One of the beautiful things about Iceland is that it has a very distinct personality for each of its seasons. While the beautiful, summer weather is short-lived, you'll get a true feel for the brutal power the weather holds over this island when you visit during the winter. It's a wonderful thing to witness.
It may seem intimidating to visit a harsh, near-Arctic climate during the wintertime, but don't let that scare you off. Walking through a snowstorm in Iceland, given you're properly dressed for the occasion, is like dropping yourself in the center of a snow globe. Plus, the hot springs feel even better when you have to hop through some snow piles to get in them.
Urgent Seasonal Information
One thing that may surprise first-time visitors is the length of day. In February, the sun generally rises around 10 a.m. and sets at approximately 5:15 p.m. Seven hours of sunlight may seem like plenty, but it will take a toll—especially if you plan on driving around the country on a road trip.
Be flexible if you are embarking on said road trip. The nasty weather can cause road closures—sometimes lasting days—that can put a cramp in your itinerary. Either plan extra time for getting around or stick to one area of the country.
Iceland Weather in February
February is known as one of biggest wildcard months the country sees, when it comes to weather patterns. It's still cold enough (average temperatures hover around 35 degrees F) for strong blizzards to pass through, especially when the near-freezing temps turn the rain into icy hail. And when it isn't snowing, chances are it's incredibly windy, and February does bring with it the most rainfall of the other months throughout the year.
Consider this, though: it's actually colder in cities like New York City during this time of the year than it is in Iceland.
What to Pack
The key to visiting Iceland in February and not having a horrible time is to pack layers. The weather is incredibly unpredictable during this time and there's a good chance you'll experience all seasons in the span of an afternoon. It's not rare to witness hail, snow, white-out conditions, sun, extreme wind, and rain within hours. Your outerwear must be waterproof, including—most importantly—your boots. Hiking can be tough during this time of year, but if you're set on doing it, invest in some quality hiking outfits and consider insulated snow or rain pants.

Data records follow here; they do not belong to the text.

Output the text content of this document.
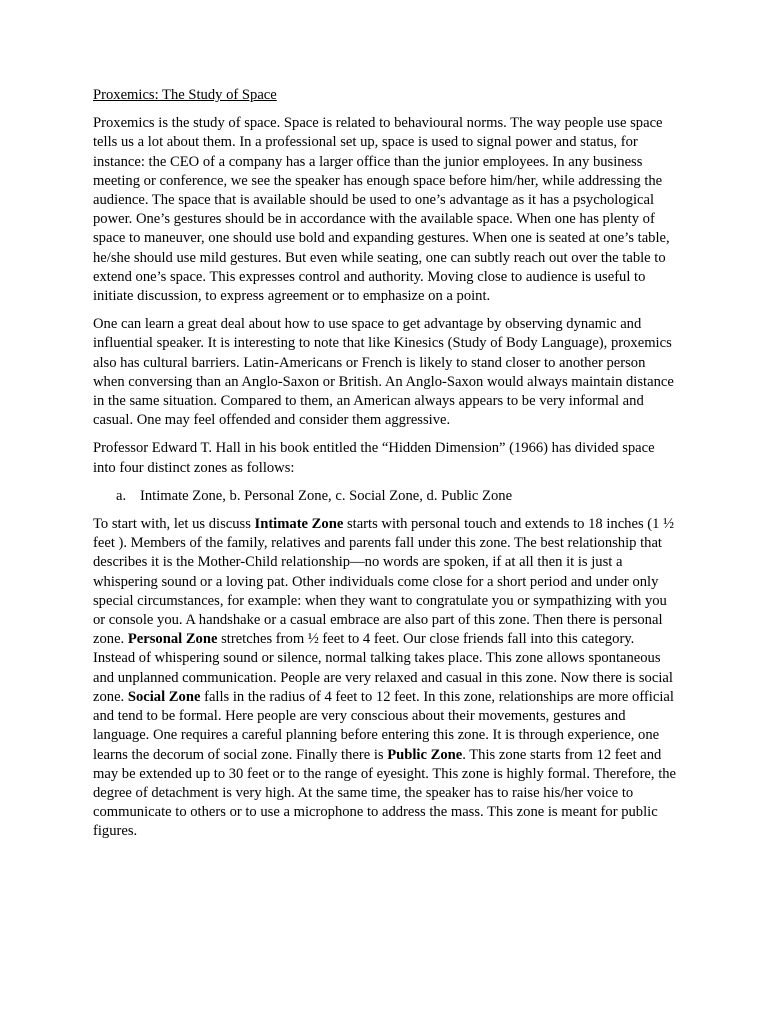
Proxemics: The Study of Space

Proxemics is the study of space. Space is related to behavioural norms. The way people use space tells us a lot about them. In a professional set up, space is used to signal power and status, for instance: the CEO of a company has a larger office than the junior employees. In any business meeting or conference, we see the speaker has enough space before him/her, while addressing the audience. The space that is available should be used to one’s advantage as it has a psychological power. One’s gestures should be in accordance with the available space. When one has plenty of space to maneuver, one should use bold and expanding gestures. When one is seated at one’s table, he/she should use mild gestures. But even while seating, one can subtly reach out over the table to extend one’s space. This expresses control and authority. Moving close to audience is useful to initiate discussion, to express agreement or to emphasize on a point.

One can learn a great deal about how to use space to get advantage by observing dynamic and influential speaker. It is interesting to note that like Kinesics (Study of Body Language), proxemics also has cultural barriers. Latin-Americans or French is likely to stand closer to another person when conversing than an Anglo-Saxon or British. An Anglo-Saxon would always maintain distance in the same situation. Compared to them, an American always appears to be very informal and casual. One may feel offended and consider them aggressive.

Professor Edward T. Hall in his book entitled the “Hidden Dimension” (1966) has divided space into four distinct zones as follows:

a. Intimate Zone, b. Personal Zone, c. Social Zone, d. Public Zone

To start with, let us discuss Intimate Zone starts with personal touch and extends to 18 inches (1 ½ feet ). Members of the family, relatives and parents fall under this zone. The best relationship that describes it is the Mother-Child relationship—no words are spoken, if at all then it is just a whispering sound or a loving pat. Other individuals come close for a short period and under only special circumstances, for example: when they want to congratulate you or sympathizing with you or console you. A handshake or a casual embrace are also part of this zone. Then there is personal zone. Personal Zone stretches from ½ feet to 4 feet. Our close friends fall into this category. Instead of whispering sound or silence, normal talking takes place. This zone allows spontaneous and unplanned communication. People are very relaxed and casual in this zone. Now there is social zone. Social Zone falls in the radius of 4 feet to 12 feet. In this zone, relationships are more official and tend to be formal. Here people are very conscious about their movements, gestures and language. One requires a careful planning before entering this zone. It is through experience, one learns the decorum of social zone. Finally there is Public Zone. This zone starts from 12 feet and may be extended up to 30 feet or to the range of eyesight. This zone is highly formal. Therefore, the degree of detachment is very high. At the same time, the speaker has to raise his/her voice to communicate to others or to use a microphone to address the mass. This zone is meant for public figures.
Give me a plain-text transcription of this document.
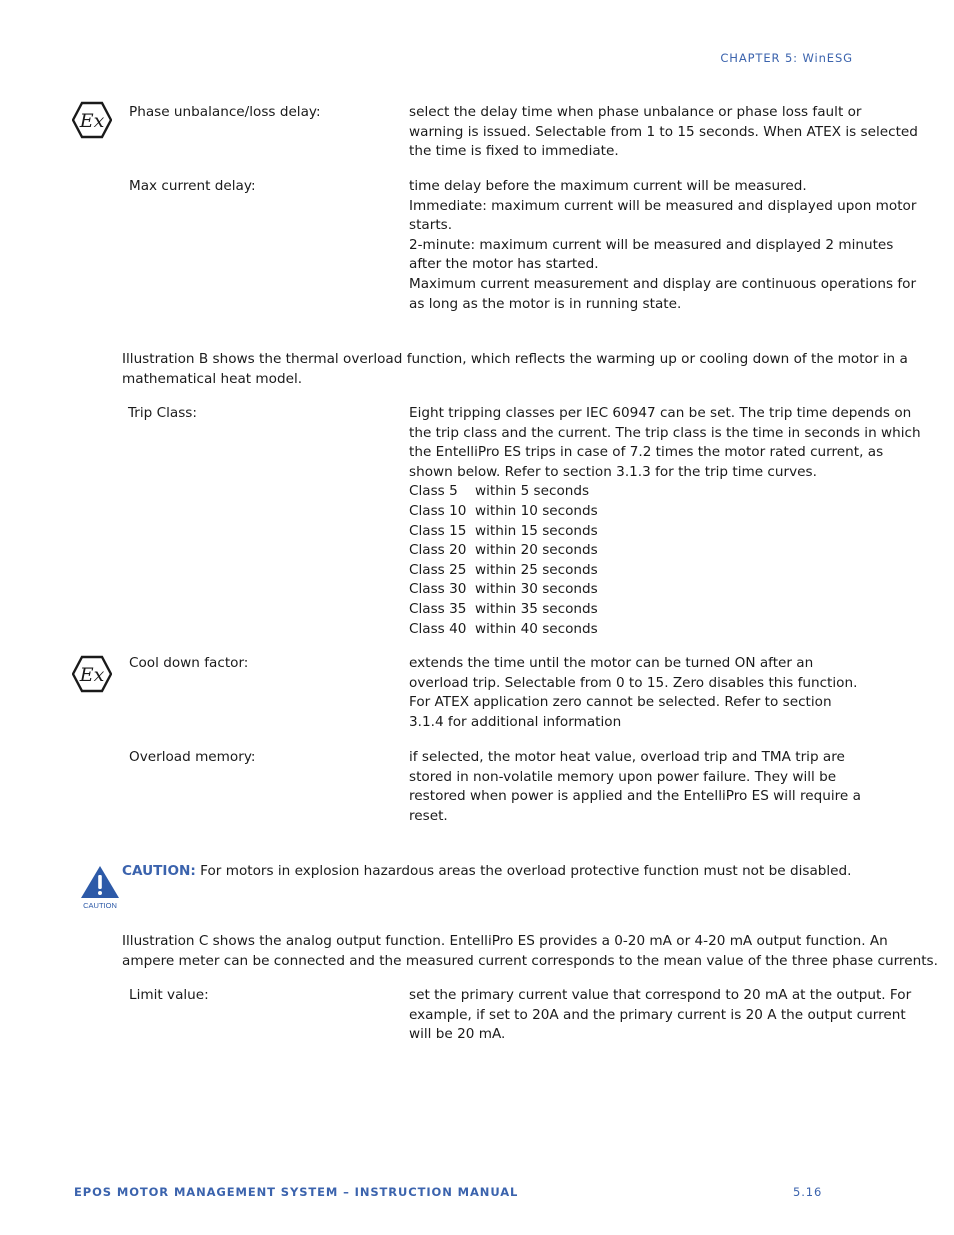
CHAPTER 5: WinESG
Ex Phase unbalance/loss delay:	select the delay time when phase unbalance or phase loss fault or
warning is issued. Selectable from 1 to 15 seconds. When ATEX is selected
the time is fixed to immediate.
Max current delay:	time delay before the maximum current will be measured.
Immediate: maximum current will be measured and displayed upon motor
starts.
2-minute: maximum current will be measured and displayed 2 minutes
after the motor has started.
Maximum current measurement and display are continuous operations for
as long as the motor is in running state.
Illustration B shows the thermal overload function, which reflects the warming up or cooling down of the motor in a
mathematical heat model.
Trip Class:	Eight tripping classes per IEC 60947 can be set. The trip time depends on
the trip class and the current. The trip class is the time in seconds in which
the EntelliPro ES trips in case of 7.2 times the motor rated current, as
shown below. Refer to section 3.1.3 for the trip time curves.
Class 5    within 5 seconds
Class 10  within 10 seconds
Class 15  within 15 seconds
Class 20  within 20 seconds
Class 25  within 25 seconds
Class 30  within 30 seconds
Class 35  within 35 seconds
Class 40  within 40 seconds
Ex
Cool down factor:	extends the time until the motor can be turned ON after an
overload trip. Selectable from 0 to 15. Zero disables this function.
For ATEX application zero cannot be selected. Refer to section
3.1.4 for additional information
Overload memory:	if selected, the motor heat value, overload trip and TMA trip are
stored in non-volatile memory upon power failure. They will be
restored when power is applied and the EntelliPro ES will require a
reset.
CAUTION
CAUTION: For motors in explosion hazardous areas the overload protective function must not be disabled.
Illustration C shows the analog output function. EntelliPro ES provides a 0-20 mA or 4-20 mA output function. An
ampere meter can be connected and the measured current corresponds to the mean value of the three phase currents.
Limit value:	set the primary current value that correspond to 20 mA at the output. For
example, if set to 20A and the primary current is 20 A the output current
will be 20 mA.
EPOS MOTOR MANAGEMENT SYSTEM – INSTRUCTION MANUAL	5.16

You can never have enough pairs of socks, either. Pack more than you think you'll need because there's a good chance your feet will get wet, no matter how water-sealed your boots may be.
February Events in Iceland
Despite the intimidating weather, there's a lot happening in Iceland during the month of February. If you're looking for cultural events, it's best to stick to Reykjavik, where most of the festivals are happening at this time of the year.
- Winter Lights Festival: From Feb. 6 to 9, locals get together to celebrate the lengthening of the days. During this time, museums are open later and will host a plethora of dance, music, literature, and film events. Many of the city swimming pools are free during the festival and open late, and there are light installations set up all around Reykjavik.
- Rainbow Reykjavik: The country's wintertime pride event is held from Feb. 13 to 16, featuring queer BINGO nights, Northern Lights hunting, group dinners, and parties.
- Northern Lights Bachata Festival: Feb. 21 to 23 will mark Reykjavik's first-ever Northern Lights Bachata Festival. The event pays homage to the Bachata style of dancing with workshops, shows, and parties.
- Food and Fun Festival: From Feb. 27 through March 3, the Food and Fun Festival in Reykjavik brings together some of the best chefs from within Iceland and outside of its borders to celebrate creative menus with Icelandic ingredients.
February Travel Tips
- Expect road closures due to inclement weather and don't even try to access the Central Highlands
- When renting a car, make sure you have four-wheel drive.
- Expect very little sunlight during the day. And many roads at night are not lit, so avoid driving after sunset if possible.
- Have a back-up plan if you want to camp; the weather can derail your intentions.